Title VII of the Civil Rights Act of 1964 prohibits employment discrimination on the basis of race, color, religion, national origin, and sex. Congress and the Supreme Court expanded the definition of “sex discrimination” in the 1970s and 1980s to include pregnancy discrimination and sexual harassment. The efforts to broaden Title VII’s concept of sex discrimination effectively stopped there. Neither Congress nor the federal judiciary has responded to calls to apply Title VII’s prohibition on sex discrimination to discrimination based on sexual orientation. A New York federal judge ruled against a Title VII claim for sexual orientation discrimination last year. Christiansen v. Omnicom Group, 167 F.Supp.3d 598 (S.D.N.Y. 2016).

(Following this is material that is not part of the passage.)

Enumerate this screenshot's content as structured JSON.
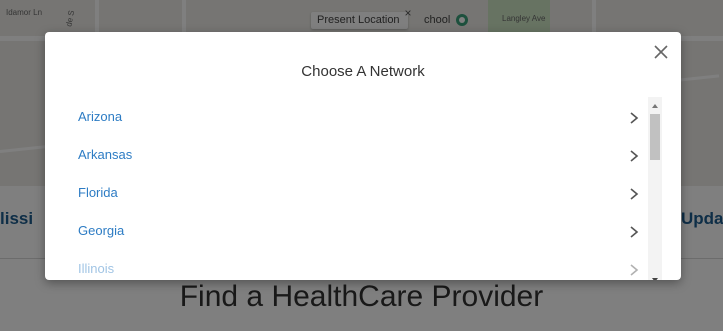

The plaintiff in that case is now asking the Second Circuit Court of Appeals in New York to reconsider its own precedent.
The Equal Employment Opportunity Commission (EEOC), the agency charged with enforcing Title VII and other federal employment statutes, has ruled that sexual orientation is covered by Title VII’s sex discrimination provisions. While it acknowledged that the statute does not explicitly mention sexual orientation as a protected category, the EEOC held that the proper question was “whether the [employer] has relied on sex-based considerations or taken gender into account when taking the challenged employment action.” Baldwin v. Foxx, App. No. 0120133080, dec. at 6 (EEOC, Jul. 15, 2015). This ruling is largely symbolic, however, since it is not binding on any federal court.
Two decisions by the U.S. Supreme Court have expanded the concept of sex discrimination under Title VII in ways that could support an interpretation that the statute already prohibits sexual orientation discrimination. In Price Waterhouse v. Hopkins, the court held that “sex stereotyping” can support a claim of sex discrimination, such as if “an employer…acts on the basis of a belief that a woman cannot be aggressive, or that she must not be.” 490 U.S. 228, 250 (1989). The court ruled in Oncale v. Sundowner Offshore Services that sexual harassment between members of the same sex can violate Title VII, as long as the plaintiff can “prove that the conduct at issue was not merely tinged with offensive sexual connotations, but actually constituted discrimination because of sex.” 523 U.S. 75, 81 (1998).